SEATTLE (Oil Monster): US natural gas futures fell more than 5% on Thursday from a near two-year high in holiday-thinned trade as forecasts for less cold conditions in the short term overshadowed support from a rise in the amount of gas flowing to liquefied natural gas (LNG) export plants.
Front-month gas futures for January delivery on the New York Mercantile Exchange fell 20.2 cents, or 5.1%, to $3.74 per million British thermal units (mmBtu) at 8:59 a.m.
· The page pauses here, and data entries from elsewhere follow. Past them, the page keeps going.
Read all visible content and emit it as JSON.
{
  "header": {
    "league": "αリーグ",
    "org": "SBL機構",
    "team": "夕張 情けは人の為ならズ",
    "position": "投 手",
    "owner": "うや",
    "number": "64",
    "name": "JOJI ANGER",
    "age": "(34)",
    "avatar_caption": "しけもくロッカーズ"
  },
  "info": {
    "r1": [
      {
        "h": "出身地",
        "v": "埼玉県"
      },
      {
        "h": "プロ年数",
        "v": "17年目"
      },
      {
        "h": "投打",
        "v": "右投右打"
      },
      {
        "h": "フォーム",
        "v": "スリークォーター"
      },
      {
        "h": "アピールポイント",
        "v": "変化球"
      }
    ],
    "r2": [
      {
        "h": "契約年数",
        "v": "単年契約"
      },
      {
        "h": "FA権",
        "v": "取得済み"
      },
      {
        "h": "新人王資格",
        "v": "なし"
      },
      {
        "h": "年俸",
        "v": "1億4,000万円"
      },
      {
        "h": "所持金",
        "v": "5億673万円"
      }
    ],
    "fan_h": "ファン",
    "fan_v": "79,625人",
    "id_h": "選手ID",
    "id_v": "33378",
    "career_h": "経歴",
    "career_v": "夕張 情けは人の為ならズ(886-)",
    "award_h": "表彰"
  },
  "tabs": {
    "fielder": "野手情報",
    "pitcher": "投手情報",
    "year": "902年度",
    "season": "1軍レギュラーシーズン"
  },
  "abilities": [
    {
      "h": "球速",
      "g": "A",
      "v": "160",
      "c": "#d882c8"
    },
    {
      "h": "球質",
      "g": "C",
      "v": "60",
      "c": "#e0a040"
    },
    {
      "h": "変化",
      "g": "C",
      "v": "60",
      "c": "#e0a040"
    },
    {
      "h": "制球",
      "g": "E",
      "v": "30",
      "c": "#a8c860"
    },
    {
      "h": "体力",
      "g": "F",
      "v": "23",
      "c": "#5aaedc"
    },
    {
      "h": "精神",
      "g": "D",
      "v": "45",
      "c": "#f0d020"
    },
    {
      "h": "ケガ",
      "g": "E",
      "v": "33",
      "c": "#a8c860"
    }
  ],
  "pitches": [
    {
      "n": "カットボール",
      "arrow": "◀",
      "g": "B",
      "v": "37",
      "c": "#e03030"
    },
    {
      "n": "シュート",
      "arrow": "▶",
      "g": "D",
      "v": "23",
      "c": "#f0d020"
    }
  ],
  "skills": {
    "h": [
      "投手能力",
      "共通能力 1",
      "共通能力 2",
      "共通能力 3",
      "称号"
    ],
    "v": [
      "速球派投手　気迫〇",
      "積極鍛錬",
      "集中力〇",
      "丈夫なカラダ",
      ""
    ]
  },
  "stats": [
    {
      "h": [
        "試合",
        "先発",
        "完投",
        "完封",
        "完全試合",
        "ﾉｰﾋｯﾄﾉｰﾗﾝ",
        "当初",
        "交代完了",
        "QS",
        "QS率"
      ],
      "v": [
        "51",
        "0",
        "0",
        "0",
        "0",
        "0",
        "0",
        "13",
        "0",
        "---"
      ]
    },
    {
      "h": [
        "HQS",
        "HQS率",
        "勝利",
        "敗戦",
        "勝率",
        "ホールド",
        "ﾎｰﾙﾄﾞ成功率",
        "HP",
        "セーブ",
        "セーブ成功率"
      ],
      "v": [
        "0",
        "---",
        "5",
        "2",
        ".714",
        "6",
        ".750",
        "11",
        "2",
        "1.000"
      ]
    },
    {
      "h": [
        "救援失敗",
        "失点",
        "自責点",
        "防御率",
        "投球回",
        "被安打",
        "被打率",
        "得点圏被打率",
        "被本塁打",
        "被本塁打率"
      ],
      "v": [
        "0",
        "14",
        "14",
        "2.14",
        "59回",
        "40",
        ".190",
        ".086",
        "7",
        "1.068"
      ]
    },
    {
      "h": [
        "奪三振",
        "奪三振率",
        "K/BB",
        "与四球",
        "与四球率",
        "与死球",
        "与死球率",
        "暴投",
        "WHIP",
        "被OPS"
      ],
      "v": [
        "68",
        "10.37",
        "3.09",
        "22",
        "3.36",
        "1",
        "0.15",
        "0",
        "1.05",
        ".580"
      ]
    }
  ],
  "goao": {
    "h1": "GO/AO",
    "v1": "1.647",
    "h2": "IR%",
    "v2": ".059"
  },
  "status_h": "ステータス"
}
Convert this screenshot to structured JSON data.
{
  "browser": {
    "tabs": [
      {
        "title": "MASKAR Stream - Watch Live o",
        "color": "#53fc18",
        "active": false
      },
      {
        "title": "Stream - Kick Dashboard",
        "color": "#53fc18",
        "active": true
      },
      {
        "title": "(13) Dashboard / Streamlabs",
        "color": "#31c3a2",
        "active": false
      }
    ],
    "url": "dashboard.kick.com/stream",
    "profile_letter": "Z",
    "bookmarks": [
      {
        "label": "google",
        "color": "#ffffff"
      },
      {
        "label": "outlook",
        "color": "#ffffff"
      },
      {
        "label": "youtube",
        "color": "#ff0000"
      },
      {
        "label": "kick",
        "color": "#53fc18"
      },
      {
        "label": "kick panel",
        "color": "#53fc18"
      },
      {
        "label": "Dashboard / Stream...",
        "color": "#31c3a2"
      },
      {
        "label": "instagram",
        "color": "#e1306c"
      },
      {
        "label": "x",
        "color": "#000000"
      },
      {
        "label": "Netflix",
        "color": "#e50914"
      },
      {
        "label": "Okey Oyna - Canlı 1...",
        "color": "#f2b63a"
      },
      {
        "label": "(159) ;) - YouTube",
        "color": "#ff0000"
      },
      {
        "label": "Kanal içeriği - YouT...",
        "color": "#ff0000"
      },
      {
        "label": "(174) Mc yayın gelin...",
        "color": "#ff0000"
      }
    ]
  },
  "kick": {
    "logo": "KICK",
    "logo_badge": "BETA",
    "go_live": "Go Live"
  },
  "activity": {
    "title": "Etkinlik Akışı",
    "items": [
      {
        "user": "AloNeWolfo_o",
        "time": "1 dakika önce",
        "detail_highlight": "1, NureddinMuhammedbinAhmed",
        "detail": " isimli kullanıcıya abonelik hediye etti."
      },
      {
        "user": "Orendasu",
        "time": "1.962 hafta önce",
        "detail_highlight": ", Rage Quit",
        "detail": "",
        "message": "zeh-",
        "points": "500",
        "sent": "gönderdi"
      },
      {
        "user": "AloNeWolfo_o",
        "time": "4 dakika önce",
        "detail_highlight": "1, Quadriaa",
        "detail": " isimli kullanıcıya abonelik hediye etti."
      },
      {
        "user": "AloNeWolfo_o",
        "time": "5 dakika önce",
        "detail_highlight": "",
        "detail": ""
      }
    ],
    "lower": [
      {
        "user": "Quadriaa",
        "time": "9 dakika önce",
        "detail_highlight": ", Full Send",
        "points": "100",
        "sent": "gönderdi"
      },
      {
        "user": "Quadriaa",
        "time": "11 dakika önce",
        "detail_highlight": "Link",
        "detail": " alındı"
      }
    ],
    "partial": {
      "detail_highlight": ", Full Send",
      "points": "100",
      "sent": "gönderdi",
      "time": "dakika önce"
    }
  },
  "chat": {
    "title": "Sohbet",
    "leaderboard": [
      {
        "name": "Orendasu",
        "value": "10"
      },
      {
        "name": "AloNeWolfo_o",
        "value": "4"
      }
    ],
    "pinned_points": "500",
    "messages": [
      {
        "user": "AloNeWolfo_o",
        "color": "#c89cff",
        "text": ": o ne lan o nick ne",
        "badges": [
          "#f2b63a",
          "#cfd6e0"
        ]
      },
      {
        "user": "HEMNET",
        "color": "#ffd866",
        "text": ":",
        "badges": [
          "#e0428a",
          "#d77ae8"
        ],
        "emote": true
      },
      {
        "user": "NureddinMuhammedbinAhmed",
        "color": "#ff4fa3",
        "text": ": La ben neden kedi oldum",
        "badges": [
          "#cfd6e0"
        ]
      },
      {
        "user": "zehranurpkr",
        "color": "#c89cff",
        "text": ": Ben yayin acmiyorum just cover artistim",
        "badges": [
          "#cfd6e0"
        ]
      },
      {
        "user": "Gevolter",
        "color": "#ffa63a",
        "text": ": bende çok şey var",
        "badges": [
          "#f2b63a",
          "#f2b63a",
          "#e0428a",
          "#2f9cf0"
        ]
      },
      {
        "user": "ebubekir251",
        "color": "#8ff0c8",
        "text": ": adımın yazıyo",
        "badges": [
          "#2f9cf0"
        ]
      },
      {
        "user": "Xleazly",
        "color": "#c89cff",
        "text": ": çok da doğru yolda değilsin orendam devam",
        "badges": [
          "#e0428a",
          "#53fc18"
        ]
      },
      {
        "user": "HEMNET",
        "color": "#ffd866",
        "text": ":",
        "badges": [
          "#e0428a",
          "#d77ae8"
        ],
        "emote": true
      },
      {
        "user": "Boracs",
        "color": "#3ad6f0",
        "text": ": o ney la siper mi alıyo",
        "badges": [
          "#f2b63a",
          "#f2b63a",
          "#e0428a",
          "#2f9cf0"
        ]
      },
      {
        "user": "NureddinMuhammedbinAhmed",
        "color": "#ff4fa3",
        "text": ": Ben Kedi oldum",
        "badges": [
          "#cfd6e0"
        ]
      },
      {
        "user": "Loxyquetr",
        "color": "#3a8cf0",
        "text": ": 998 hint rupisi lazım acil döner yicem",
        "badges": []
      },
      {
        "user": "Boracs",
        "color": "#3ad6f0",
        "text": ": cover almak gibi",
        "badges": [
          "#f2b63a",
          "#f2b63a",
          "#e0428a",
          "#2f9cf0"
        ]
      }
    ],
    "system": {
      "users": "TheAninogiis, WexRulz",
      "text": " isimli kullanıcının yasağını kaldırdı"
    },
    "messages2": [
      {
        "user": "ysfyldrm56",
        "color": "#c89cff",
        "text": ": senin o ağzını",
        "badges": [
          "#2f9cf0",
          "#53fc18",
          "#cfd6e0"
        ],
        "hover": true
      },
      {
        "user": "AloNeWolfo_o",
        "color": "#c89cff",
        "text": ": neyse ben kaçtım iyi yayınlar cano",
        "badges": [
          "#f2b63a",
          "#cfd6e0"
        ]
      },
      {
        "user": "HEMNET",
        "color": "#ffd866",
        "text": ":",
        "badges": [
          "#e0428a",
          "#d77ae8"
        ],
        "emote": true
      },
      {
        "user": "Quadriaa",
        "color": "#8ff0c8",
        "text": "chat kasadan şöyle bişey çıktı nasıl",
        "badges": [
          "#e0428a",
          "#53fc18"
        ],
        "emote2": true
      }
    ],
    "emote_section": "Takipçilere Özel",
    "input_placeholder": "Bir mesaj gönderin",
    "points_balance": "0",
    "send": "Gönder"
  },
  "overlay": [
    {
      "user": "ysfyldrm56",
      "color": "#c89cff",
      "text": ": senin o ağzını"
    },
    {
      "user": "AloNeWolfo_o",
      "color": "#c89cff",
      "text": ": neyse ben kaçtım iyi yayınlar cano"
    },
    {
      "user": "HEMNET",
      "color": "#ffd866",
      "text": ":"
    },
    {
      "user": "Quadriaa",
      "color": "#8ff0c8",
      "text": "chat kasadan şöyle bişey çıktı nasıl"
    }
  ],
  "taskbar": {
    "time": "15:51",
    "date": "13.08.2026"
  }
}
EST (1318 GMT) after hitting their highest level since January 2023 earlier in the session.
“This morning we’re pulling back, mainly because there is some doubt as to how cold January will be and we are definitely going to see a bit of a warm-up at the start of the year,” said Phil Flynn, an analyst at Price Futures Group.
Financial firm LSEG forecast 393 heating degree days over the next two weeks, lower than the 10-year normal of 427 HDDs and 30-year normal of 432 HDDs.
It also forecast average gas demand in the Lower 48, including exports, falling to 119.8 bcfd next week from 132.9 bcfd this week.
The amount of gas flowing to the eight big US LNG export plants rose to an average of 14.8 bcfd so far in December from 13.6 bcfd in November. That compares with a monthly record high of 14.7 bcfd in December 2023.
LSEG said average gas output in the Lower 48 US states rose to 103.1 billion cubic feet per day (bcfd) so far in December from 101.5 bcfd in November. That compares with a record 105.3 bcfd in December 2023.